Building Trust: Stakeholder Engagement Matters
This week, Environmental Leader is presenting a five part series By Jonathan Ballantine entitled “Building Trust in Corporate Responsibility.”
Here is part one – Stakeholder Engagement Matters.
In the past few years corporate responsibility has undergone a major surgical face lift and is no longer seen as a fluffy element of business or as an exercise in philanthropy.
As part of this transformation NGOs are now seen as partners rather than threats, public relations has become transparency, and philanthropy is simply the cost of doing business. Corporate responsibility has become a hard-nosed business decision that provides tangible evidence to all stakeholders that an organization recognizes the physical, regulatory, reputational and litigation risks created by its operational footprint.
Stakeholder engagement is the foundation of corporate (social) responsibility. If you are effective in your stakeholder engagement, you will open up new ways to improve your organization’s performance and reputation.
Following a series of interviews with senior practitioners at leading organizations in preparation for this feature story, there is a clear message that stakeholder engagement should be taken seriously to survive, if not thrive, in the current economic climate.
Stakeholder engagement is essential to business strategy and success since it provides important information about the evolving expectations of many of the actors who matter to the future of a company. ¨For a company like Anglo American, with large scale, immovable, long-life assets, predominantly in developing countries, stakeholder engagement is essential,” remarked Edward Bickham, Vice President of Corporate Responsibility.
This view is shared by stakeholders themselves. Dax Lovegrove of World Wildlife Federation believes committed organizations who genuinely engage in two-way communication with their stakeholders are “future proofing” their business. Dax in his role as Head of Business and Industry Relations helps organizations to understand the wider impacts, right across the supply chain. He encourages organizations to participate.
Peter White, Director for Global Sustainability at Procter & Gamble echoed Lovegrove’s comment on how effective stakeholder engagement is at the heart of future sustainable growth.

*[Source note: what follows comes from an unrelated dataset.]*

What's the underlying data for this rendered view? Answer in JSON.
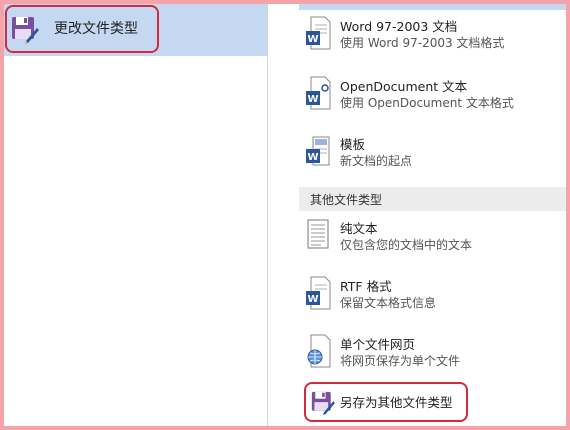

“ We want to help shape the future – now and for generations to come – by collaborating with local, regional and global stakeholders,” he said. “By working together through multi-stakeholder initiatives we firmly believe we can make a bigger difference together than we can individually”, he added.
Of course, many organizations interact with their customers, employees, suppliers and investors every day – usually unplanned and in rather informal ways. However, over the last five years there has been a shift for organizations to carry out systematic stakeholder engagement, to help understand the perceptions and expectations of stakeholders and create open dialogue with them. Two-way dialogue with key stakeholders on current or emerging issues is important in identifying risk and in developing responsible business strategy, providing organizations with valuable insights that enable them to determine whether perception really does match reality.
In an interview for this feature James Hagan, Manager of Corporate Environment, Health, Safety and Sustainability of GSK explains carefully how the firm’s new CEO Andrew Witty has made ¨Building Trust¨ one of his five strategic goals. GSK, which has been carrying out stakeholder engagement since the late 90s, advises companies not to view stakeholder engagement as an ¨exercise¨ or as a ¨tick in the box¨.
White supports Hagan’s view that stakeholder engagement must be built into the business and should not be viewed as a ¨bolt on.” “By approaching it as a two-way conversation enabling you to get vital feedback on business performance, it can shape the future success of your company,” White added.
Earlier this month GSK announced plans to cut the prices of its leading medicines in emerging markets, an exercise that over time will build trust and prove beneficial to the bottom line.
The reverse often holds true … a perfect illustration on the consequences of stakeholder misalignment is the demise of GM, for which, in part, can be attributed to a lack of understanding with one of its core stakeholder groups – its customers. The first signs of trouble came in the spring of 2008 when fuel prices were spiraling upwards. With a ¨super size¨ production business model with vehicles such as the Hummer and SUVs, consumers were forced to turn their backs on these gas-guzzlers. This, coupled together with an increasing awareness on climate change, has played into the hands of Asian manufacturers like Toyota and Honda for hybrid cars and knocked out every hope of GM (and perhaps every U.S. car manufacturer) to sell its products.
Stakeholder information makes organizations better understand what actions to take and what priorities to make. Will Swope, Vice President of Sustainability at Intel remarked, “Stakeholder engagement helps us identify our most relevant sustainability issues and help us prioritize our challenges and opportunities.”
The overall consensus from interviewed practitioners was of the inseparability of stakeholder engagement in building trust, and that through the adoption of a collaborative / cooperative relationship with stakeholders, organizations can more easily distinguish challenges, opportunities and weaknesses related to its vision.
Jonathan Ballantine is a European-based business engagement specialist – advising private sector firms, business consultants and NGOs on corporate responsibility issues, including brokering collaborative partnerships between business and NGOs, stakeholder engagement and outreach communications.